Corey et al. (J. Am. Chem. Soc., 111:8523-8525 (1989)) also discussed a method of targeting a polynucleotide for destruction by a nuclease. Corey fused an antisense oligonucleotide to a nonspecific nuclease. When the oligonucleotide was then hybridized to a polynucleotide with which it could anneal, the nuclease specifically cleaved the targeted polynucleotide strand. This approach has not been applied in vivo, however, due to the great difficulties involved in passing a molecule as large as a nuclease into an intact living cell.

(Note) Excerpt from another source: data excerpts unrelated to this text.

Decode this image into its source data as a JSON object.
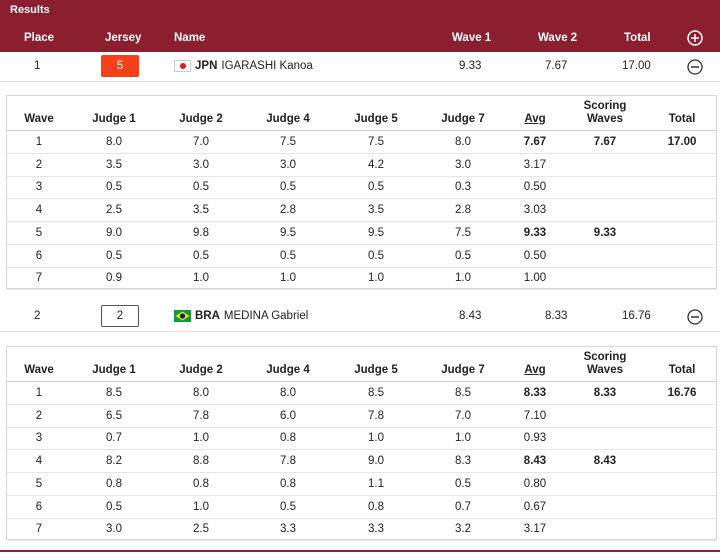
{
  "results_bar": {
    "title": "Results",
    "headers": {
      "place": "Place",
      "jersey": "Jersey",
      "name": "Name",
      "wave1": "Wave 1",
      "wave2": "Wave 2",
      "total": "Total"
    },
    "accent_color": "#8b1f30"
  },
  "athletes": [
    {
      "place": "1",
      "jersey": "5",
      "jersey_color": "#f5401e",
      "flag": "jpn-flag-icon",
      "noc": "JPN",
      "name": "IGARASHI Kanoa",
      "wave1": "9.33",
      "wave2": "7.67",
      "total": "17.00",
      "detail": {
        "headers": {
          "wave": "Wave",
          "j1": "Judge 1",
          "j2": "Judge 2",
          "j4": "Judge 4",
          "j5": "Judge 5",
          "j7": "Judge 7",
          "avg": "Avg",
          "scoring_line1": "Scoring",
          "scoring_line2": "Waves",
          "total": "Total"
        },
        "rows": [
          {
            "wave": "1",
            "j1": "8.0",
            "j2": "7.0",
            "j4": "7.5",
            "j5": "7.5",
            "j7": "8.0",
            "avg": "7.67",
            "scoring": "7.67",
            "total": "17.00"
          },
          {
            "wave": "2",
            "j1": "3.5",
            "j2": "3.0",
            "j4": "3.0",
            "j5": "4.2",
            "j7": "3.0",
            "avg": "3.17",
            "scoring": "",
            "total": ""
          },
          {
            "wave": "3",
            "j1": "0.5",
            "j2": "0.5",
            "j4": "0.5",
            "j5": "0.5",
            "j7": "0.3",
            "avg": "0.50",
            "scoring": "",
            "total": ""
          },
          {
            "wave": "4",
            "j1": "2.5",
            "j2": "3.5",
            "j4": "2.8",
            "j5": "3.5",
            "j7": "2.8",
            "avg": "3.03",
            "scoring": "",
            "total": ""
          },
          {
            "wave": "5",
            "j1": "9.0",
            "j2": "9.8",
            "j4": "9.5",
            "j5": "9.5",
            "j7": "7.5",
            "avg": "9.33",
            "scoring": "9.33",
            "total": ""
          },
          {
            "wave": "6",
            "j1": "0.5",
            "j2": "0.5",
            "j4": "0.5",
            "j5": "0.5",
            "j7": "0.5",
            "avg": "0.50",
            "scoring": "",
            "total": ""
          },
          {
            "wave": "7",
            "j1": "0.9",
            "j2": "1.0",
            "j4": "1.0",
            "j5": "1.0",
            "j7": "1.0",
            "avg": "1.00",
            "scoring": "",
            "total": ""
          }
        ]
      }
    },
    {
      "place": "2",
      "jersey": "2",
      "jersey_color": "#ffffff",
      "flag": "bra-flag-icon",
      "noc": "BRA",
      "name": "MEDINA Gabriel",
      "wave1": "8.43",
      "wave2": "8.33",
      "total": "16.76",
      "detail": {
        "headers": {
          "wave": "Wave",
          "j1": "Judge 1",
          "j2": "Judge 2",
          "j4": "Judge 4",
          "j5": "Judge 5",
          "j7": "Judge 7",
          "avg": "Avg",
          "scoring_line1": "Scoring",
          "scoring_line2": "Waves",
          "total": "Total"
        },
        "rows": [
          {
            "wave": "1",
            "j1": "8.5",
            "j2": "8.0",
            "j4": "8.0",
            "j5": "8.5",
            "j7": "8.5",
            "avg": "8.33",
            "scoring": "8.33",
            "total": "16.76"
          },
          {
            "wave": "2",
            "j1": "6.5",
            "j2": "7.8",
            "j4": "6.0",
            "j5": "7.8",
            "j7": "7.0",
            "avg": "7.10",
            "scoring": "",
            "total": ""
          },
          {
            "wave": "3",
            "j1": "0.7",
            "j2": "1.0",
            "j4": "0.8",
            "j5": "1.0",
            "j7": "1.0",
            "avg": "0.93",
            "scoring": "",
            "total": ""
          },
          {
            "wave": "4",
            "j1": "8.2",
            "j2": "8.8",
            "j4": "7.8",
            "j5": "9.0",
            "j7": "8.3",
            "avg": "8.43",
            "scoring": "8.43",
            "total": ""
          },
          {
            "wave": "5",
            "j1": "0.8",
            "j2": "0.8",
            "j4": "0.8",
            "j5": "1.1",
            "j7": "0.5",
            "avg": "0.80",
            "scoring": "",
            "total": ""
          },
          {
            "wave": "6",
            "j1": "0.5",
            "j2": "1.0",
            "j4": "0.5",
            "j5": "0.8",
            "j7": "0.7",
            "avg": "0.67",
            "scoring": "",
            "total": ""
          },
          {
            "wave": "7",
            "j1": "3.0",
            "j2": "2.5",
            "j4": "3.3",
            "j5": "3.3",
            "j7": "3.2",
            "avg": "3.17",
            "scoring": "",
            "total": ""
          }
        ]
      }
    }
  ]
}
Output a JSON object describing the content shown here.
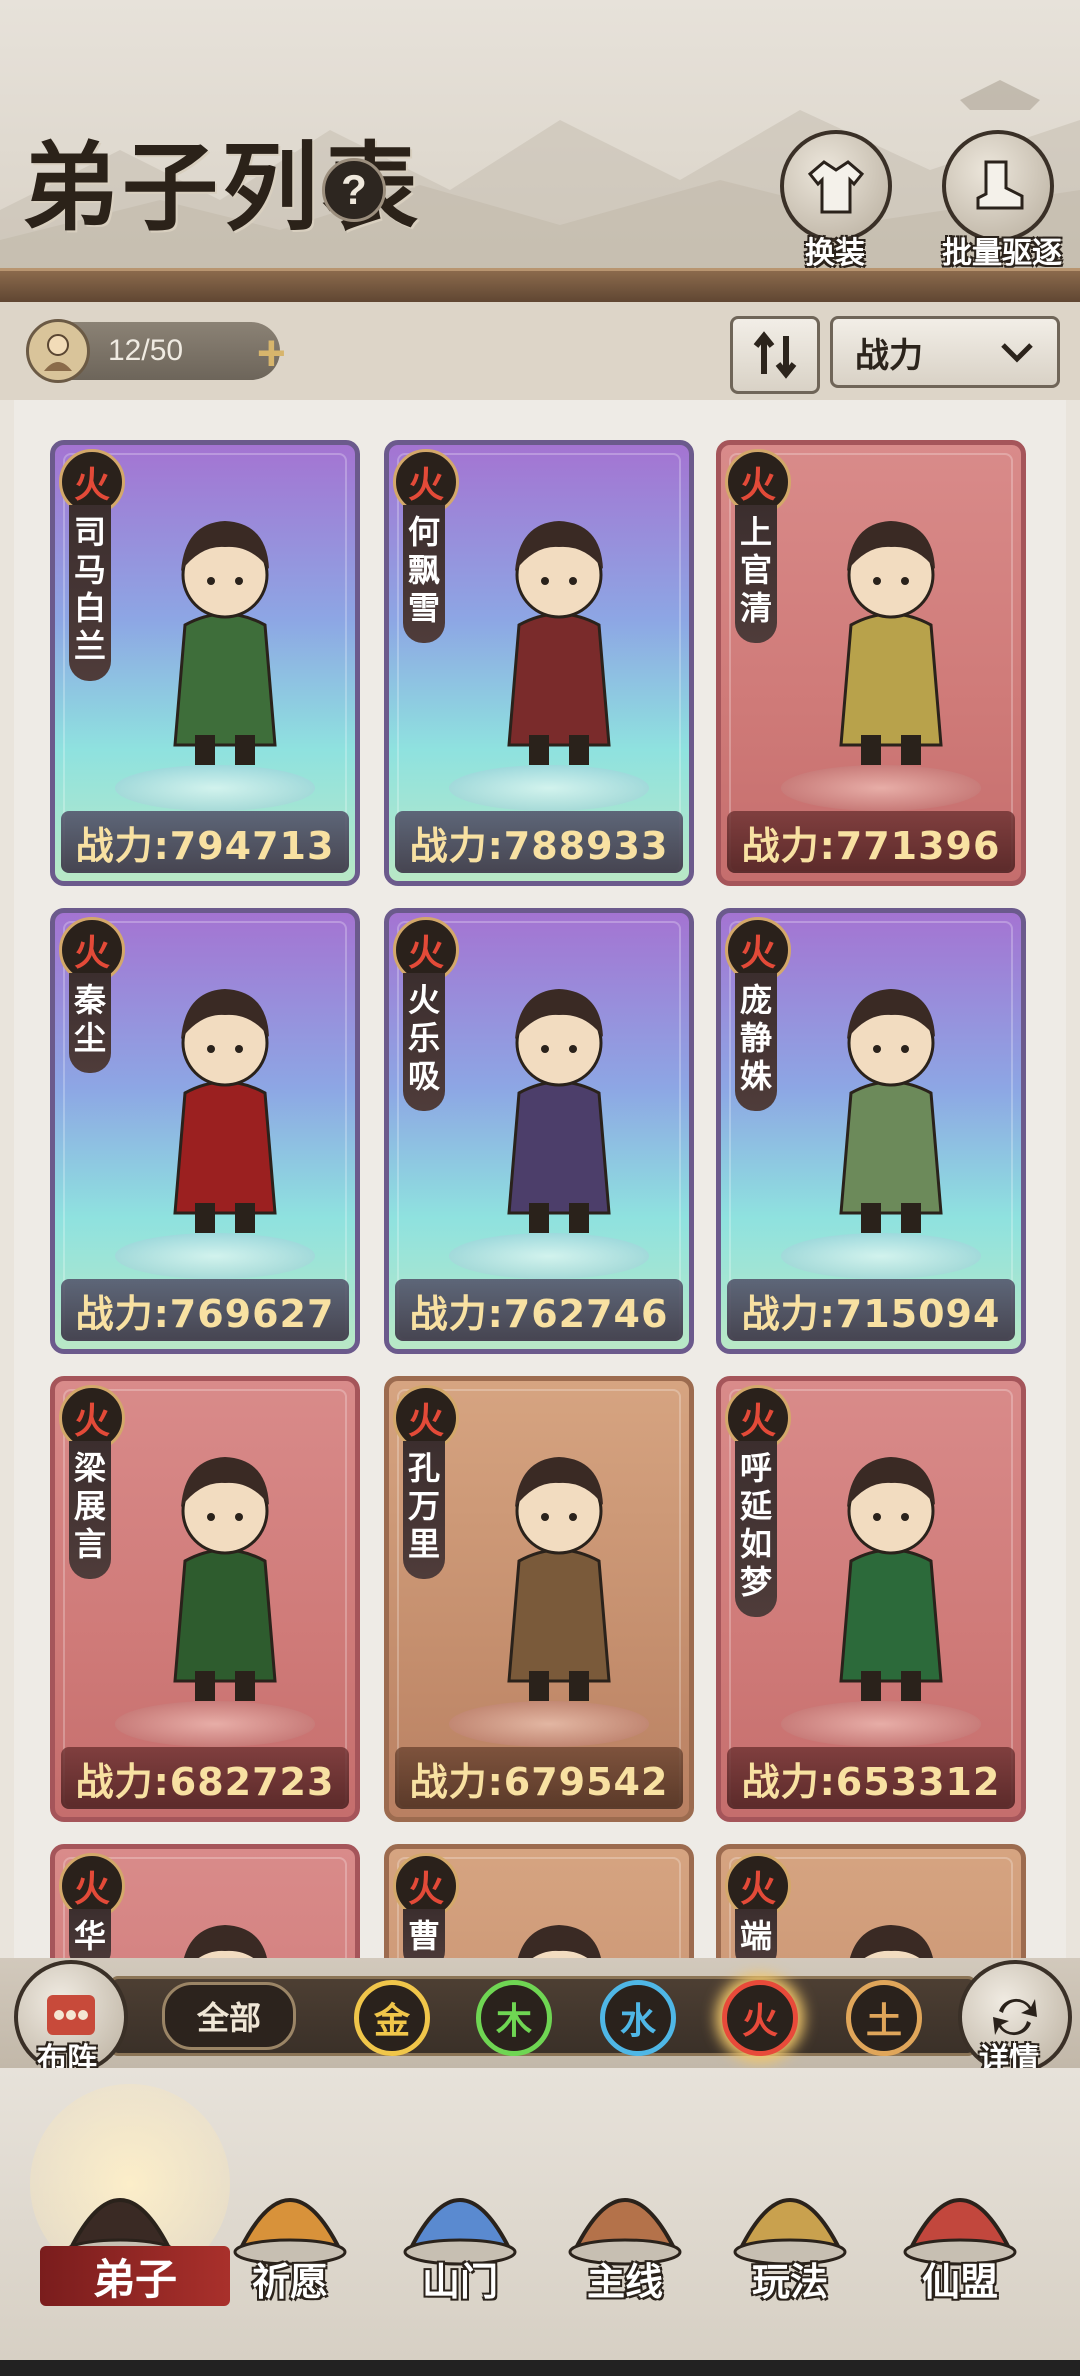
{
  "header": {
    "title": "弟子列表",
    "help": "?",
    "actions": [
      {
        "label": "换装",
        "icon": "robe-icon"
      },
      {
        "label": "批量驱逐",
        "icon": "boot-icon"
      }
    ]
  },
  "toolbar": {
    "count": "12/50",
    "sort_icon": "sort-arrows-icon",
    "sort_select": "战力"
  },
  "cards": [
    {
      "element": "火",
      "name": [
        "司",
        "马",
        "白",
        "兰"
      ],
      "power": "战力:794713",
      "rarity": "purple"
    },
    {
      "element": "火",
      "name": [
        "何",
        "飘",
        "雪"
      ],
      "power": "战力:788933",
      "rarity": "purple"
    },
    {
      "element": "火",
      "name": [
        "上",
        "官",
        "清"
      ],
      "power": "战力:771396",
      "rarity": "red"
    },
    {
      "element": "火",
      "name": [
        "秦",
        "尘"
      ],
      "power": "战力:769627",
      "rarity": "purple"
    },
    {
      "element": "火",
      "name": [
        "火",
        "乐",
        "吸"
      ],
      "power": "战力:762746",
      "rarity": "purple"
    },
    {
      "element": "火",
      "name": [
        "庞",
        "静",
        "姝"
      ],
      "power": "战力:715094",
      "rarity": "purple"
    },
    {
      "element": "火",
      "name": [
        "梁",
        "展",
        "言"
      ],
      "power": "战力:682723",
      "rarity": "red"
    },
    {
      "element": "火",
      "name": [
        "孔",
        "万",
        "里"
      ],
      "power": "战力:679542",
      "rarity": "brown"
    },
    {
      "element": "火",
      "name": [
        "呼",
        "延",
        "如",
        "梦"
      ],
      "power": "战力:653312",
      "rarity": "red"
    },
    {
      "element": "火",
      "name": [
        "华"
      ],
      "power": "",
      "rarity": "red"
    },
    {
      "element": "火",
      "name": [
        "曹"
      ],
      "power": "",
      "rarity": "brown"
    },
    {
      "element": "火",
      "name": [
        "端"
      ],
      "power": "",
      "rarity": "brown"
    }
  ],
  "filters": {
    "formation": "布阵",
    "all": "全部",
    "elements": [
      {
        "label": "金",
        "color": "#f0c64a"
      },
      {
        "label": "木",
        "color": "#6fd653"
      },
      {
        "label": "水",
        "color": "#4fb7e6"
      },
      {
        "label": "火",
        "color": "#e84a3a"
      },
      {
        "label": "土",
        "color": "#e0a65a"
      }
    ],
    "details": "详情"
  },
  "nav": [
    {
      "label": "弟子",
      "active": true
    },
    {
      "label": "祈愿"
    },
    {
      "label": "山门"
    },
    {
      "label": "主线"
    },
    {
      "label": "玩法"
    },
    {
      "label": "仙盟"
    }
  ]
}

A number of nonenzymatic strategies for targeting a specific polynucleotide sequence for cleavage are also known to the prior art. Many of these involve covalently binding a chemical moiety that has polynucleotide cleavage activity to an antisense oligonucleotide. A method disclosed by ChiHong Chen (Proc. Nat Acad. Sci. U.S.A., 83:7147-7151 (1986)) demonstrated such a strategy. In this method, a 1,10-phenanthroline-copper ion was attached to the 5' end of an oligonucleotide that was complementary to a target polynucleotide sequence. The modified oligonucleotide was hybridized to the complementary target sequence, and cupric ion and 3-mercaptopropionic acid were then added to the reaction mixture. In this environment, the 1,10-phenanthroline-copper ion cleaved the target polynucleotide.
In addition, various non-specific means of cleaving polynucleotides have been identified. For example, the latent endonuclease 2-5A-dependent RNase has been found to cleave RNA in the presence of the unusual 2',5'-phosphodiester-linked trimeric oligoadenylate 2-5A (ppp5'A2'p5'A2'p5'A) (Kerr, et al., Proc. Natl. Acad. Sci. USA, 15:9846 (1978)). Cells and tissues examined from reptilian, avian, and mammalian species have been found to contain basal levels of 2-5A-dependent endonuclease, which cleaves RNA after sequences containing UN (where N stands for A, U, G, or C). This enzyme is part of what has been termed the 2-5A system (Williams, et al., The 2-5-A System: Molecular and Clinical Aspects of the Interferon-Related Pathway. (Alan R. Liss, Inc., New York (1985)), which is believed to mediate certain actions of interferon such as the inhibition of encephalomyocarditis virus replication. The 2-5A system also has been hypothesized to play a role in the regulation of cell growth (Etienne-Smekins, et al., Proc. Natl. Acad. Sci. USA, 80:4609 (1983)) and cell differentiation (Krause et al., Eur. J. Biochem., 146:611 (1985)).